Die Internationale Musiker-Föderation (FIM), deren Vizepräsident der SMV-Zentralsekretär Beat Santschi ist, verurteilte in einem Brief an den CEO des Arts Council England Darren Henley die Ideen des Northern Ballet: «Musiker durch eine Aufnahme zu ersetzen, wäre ein bedeutender kultureller Rückschritt in einem Land, das bekannt dafür ist, welchen Wert es der Live-Musik beimisst und für die aussergewöhnliche Qualität seiner Künstler. Es würde auch einen verheerenden Effekt auf die Musiker des Northern Ballets haben, die alle Verträge als Freischaffende haben und deren Einkünfte zu einem bedeutenden Teil von den Tourneen abhängen.
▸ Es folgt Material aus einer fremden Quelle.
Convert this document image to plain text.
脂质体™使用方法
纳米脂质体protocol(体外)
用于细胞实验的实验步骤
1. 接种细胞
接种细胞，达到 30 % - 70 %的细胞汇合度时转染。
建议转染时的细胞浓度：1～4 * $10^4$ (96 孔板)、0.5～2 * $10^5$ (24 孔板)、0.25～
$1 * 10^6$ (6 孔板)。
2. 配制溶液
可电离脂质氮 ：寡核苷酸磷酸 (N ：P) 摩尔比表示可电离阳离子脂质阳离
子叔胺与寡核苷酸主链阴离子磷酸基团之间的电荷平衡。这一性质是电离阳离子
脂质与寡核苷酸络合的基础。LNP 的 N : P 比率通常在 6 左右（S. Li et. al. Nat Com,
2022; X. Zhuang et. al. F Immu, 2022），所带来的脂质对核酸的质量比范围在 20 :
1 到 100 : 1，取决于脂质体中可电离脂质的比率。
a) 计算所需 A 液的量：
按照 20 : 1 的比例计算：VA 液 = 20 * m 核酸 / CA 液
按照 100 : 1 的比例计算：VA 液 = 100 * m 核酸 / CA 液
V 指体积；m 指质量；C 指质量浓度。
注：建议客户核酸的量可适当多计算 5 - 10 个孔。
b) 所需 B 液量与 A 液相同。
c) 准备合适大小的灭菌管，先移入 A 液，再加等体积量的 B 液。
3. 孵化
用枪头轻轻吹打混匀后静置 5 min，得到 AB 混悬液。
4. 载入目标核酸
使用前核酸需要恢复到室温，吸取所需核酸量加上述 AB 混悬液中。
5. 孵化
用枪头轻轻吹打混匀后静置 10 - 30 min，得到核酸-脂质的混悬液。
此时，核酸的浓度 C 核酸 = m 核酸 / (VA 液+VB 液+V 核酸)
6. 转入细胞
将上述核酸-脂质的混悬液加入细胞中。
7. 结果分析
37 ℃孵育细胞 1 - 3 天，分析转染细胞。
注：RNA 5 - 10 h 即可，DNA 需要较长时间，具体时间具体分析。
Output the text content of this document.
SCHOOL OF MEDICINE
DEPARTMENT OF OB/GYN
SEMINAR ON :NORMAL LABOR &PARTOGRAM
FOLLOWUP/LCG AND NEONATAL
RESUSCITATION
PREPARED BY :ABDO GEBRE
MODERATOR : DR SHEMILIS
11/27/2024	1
Musik- und Tanzliebhaber auf der ganzen Welt könnten es nicht verstehen, wenn der Arts Council England ein schweigender Komplize dieser alarmierenden Situation wäre.»

Live-Musik ist ein integraler Bestandteil eines Balletts

Morris Stemp, bei der Musicians’ Union für die Orchester zuständig, bekräftigte auch, dass die Musik ein integraler Bestandteil eines Balletts sei und davon nicht getrennt werden sollte und auch nicht getrennt werden kann. Die Musiker*innen der Sinfonia seien jetzt auf zusätzliche Einkünfte angewiesen. Im Gespräch weist er auch darauf hin, dass die Subventionen für das Northern Ballet wie auch für andere Institutionen dringend erhöht werden müssen und wirft der konservativen Regierung vor, die Kultur nicht genügend zu unterstützen. Die Subventionen seien in den letzten Jahrzehnten um rund 25% gesunken. Eine Labour-Regierung, glaubt er, würde wohl die Anliegen der Kulturschaffenden ernster nehmen.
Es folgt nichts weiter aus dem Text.